Monday, June 06, 2005

Playfully Yours

Did you notice, or is it just me, that for all the talk of "play" -- "players" and "play by the rules" and "playing games" and "playing it straight" -- there are very few people who are any good at playing.

In fact, the sad thing is mostly the only people who know how to play are kids. Go to a playground and watch them sometime, they are professionals. They do zany things with their bodies, how they prance around, how they change movements fast, furious, funny things these playful kids do are lovely to watch. They can teach us a thing or two.

And then when it comes to grown-ups, very few of us are really able to incorporate "play" into our lives. In fact, I can tell you pretty succinctly who plays and who doesn't when it comes to adults. [This is why most of us adults are so damned boring and kids find us unbearable. We spend our days complaining about co-workers, taxes and parking tickets. Yuck.]

Musicians are still "playing" and athletes "play" which is a fairly small group. Yes, and artists too of course.

And when you watch adults play, which I would describe as creatively using your body and brain to solve problems -- real-time creativity expressed in your body and intentions -- it's incredibly exciting to see people "making up the game" and playing. Playing anything. Just being playful.

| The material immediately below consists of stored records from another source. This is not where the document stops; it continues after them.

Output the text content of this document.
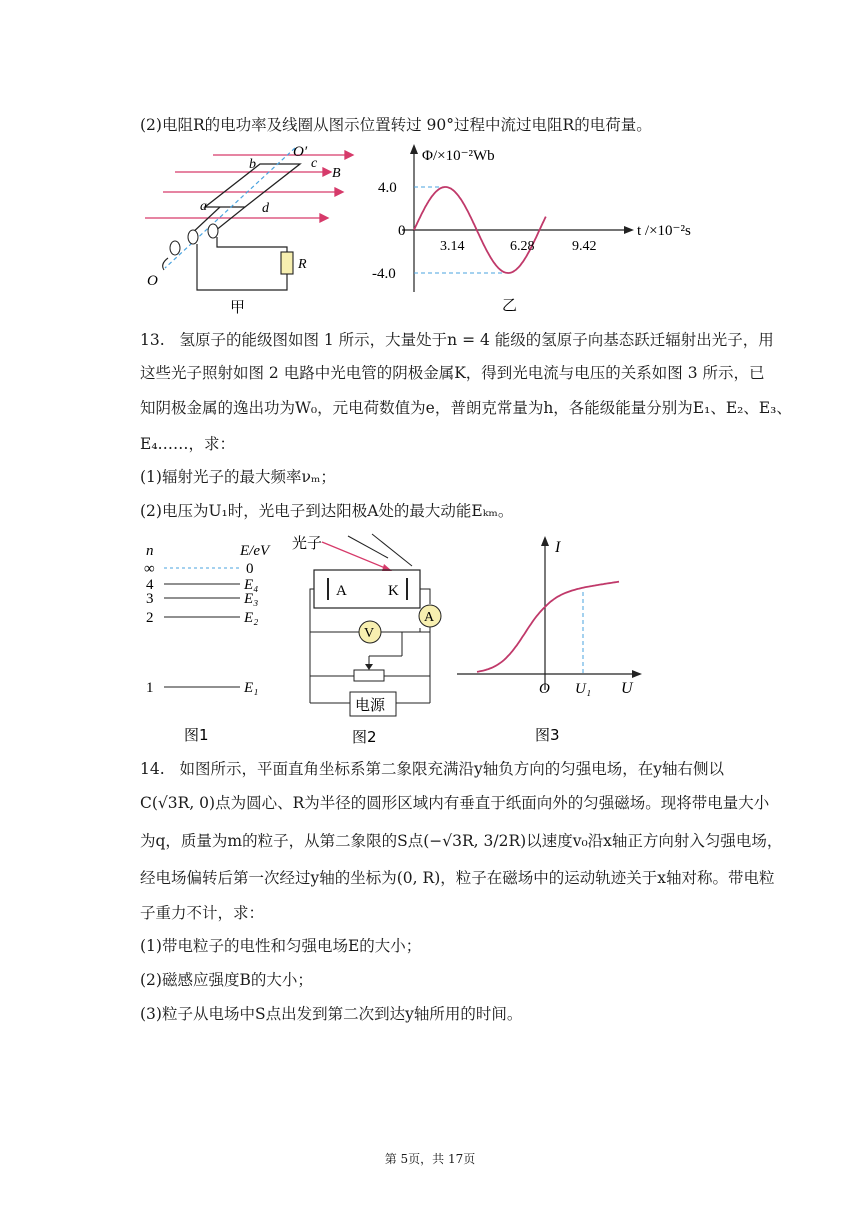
(2)电阻R的电功率及线圈从图示位置转过 90°过程中流过电阻R的电荷量。
O′
b	c
B
a	d
R
O
甲
Φ/×10⁻²Wb
t /×10⁻²s
4.0
0
-4.0
3.14	6.28	9.42
乙
13. 氢原子的能级图如图 1 所示，大量处于n = 4 能级的氢原子向基态跃迁辐射出光子，用
这些光子照射如图 2 电路中光电管的阴极金属K，得到光电流与电压的关系如图 3 所示，已
知阴极金属的逸出功为W₀，元电荷数值为e，普朗克常量为h，各能级能量分别为E₁、E₂、E₃、
E₄……，求：
(1)辐射光子的最大频率νₘ；
(2)电压为U₁时，光电子到达阳极A处的最大动能Eₖₘ。
n	E/eV
∞	0
4	E₄
3	E₃
2	E₂
1	E₁
图1
光子
A	K
A
V
电源
图2
I
U
O U₁
图3
14. 如图所示，平面直角坐标系第二象限充满沿y轴负方向的匀强电场，在y轴右侧以
C(√3R, 0)点为圆心、R为半径的圆形区域内有垂直于纸面向外的匀强磁场。现将带电量大小
为q，质量为m的粒子，从第二象限的S点(−√3R, 3/2R)以速度v₀沿x轴正方向射入匀强电场，
经电场偏转后第一次经过y轴的坐标为(0, R)，粒子在磁场中的运动轨迹关于x轴对称。带电粒
子重力不计，求：
(1)带电粒子的电性和匀强电场E的大小；
(2)磁感应强度B的大小；
(3)粒子从电场中S点出发到第二次到达y轴所用的时间。
第 5页，共 17页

Whether it's jazz musicians improvising -- making "real" their playful ideas about music and melody and rhythm -- or athletes playing games and pouring their heart and soul into unusual physical solutions to unusual strategic problems based on rules -- it's wonderful and inspiring to see.

There's a good case to be made for the idea that warriors are "at play" when they are at their most courageous and creative.

And even if your work is not inherently playful and you are not a soldier, an athlete, a musician or an artist, you are offered a great big playpen all day and all night -- the play of love, romance and sex. Good sex has this "game-changing" crazy playfulness and what a refreshment that is. And unfortunately, rare.

But getting back to it, back to being 7 years old, standing on your friend's doorstep. Ring the bell, see the mom, ask the question, "Can Joey come out to play?" That's the best question in the world, and if she says "Yes!" off you go and the two of you are just tossing stuff around and making crazy plans and goofing around and chalking up the sidewalk, whacking the ball out of the lot, starting a secret society, racing your go-kart, skating to the blinding speedy edge, tumbling into a heap and when it's dark, heading home, knowing you can conjure it all up again the next day.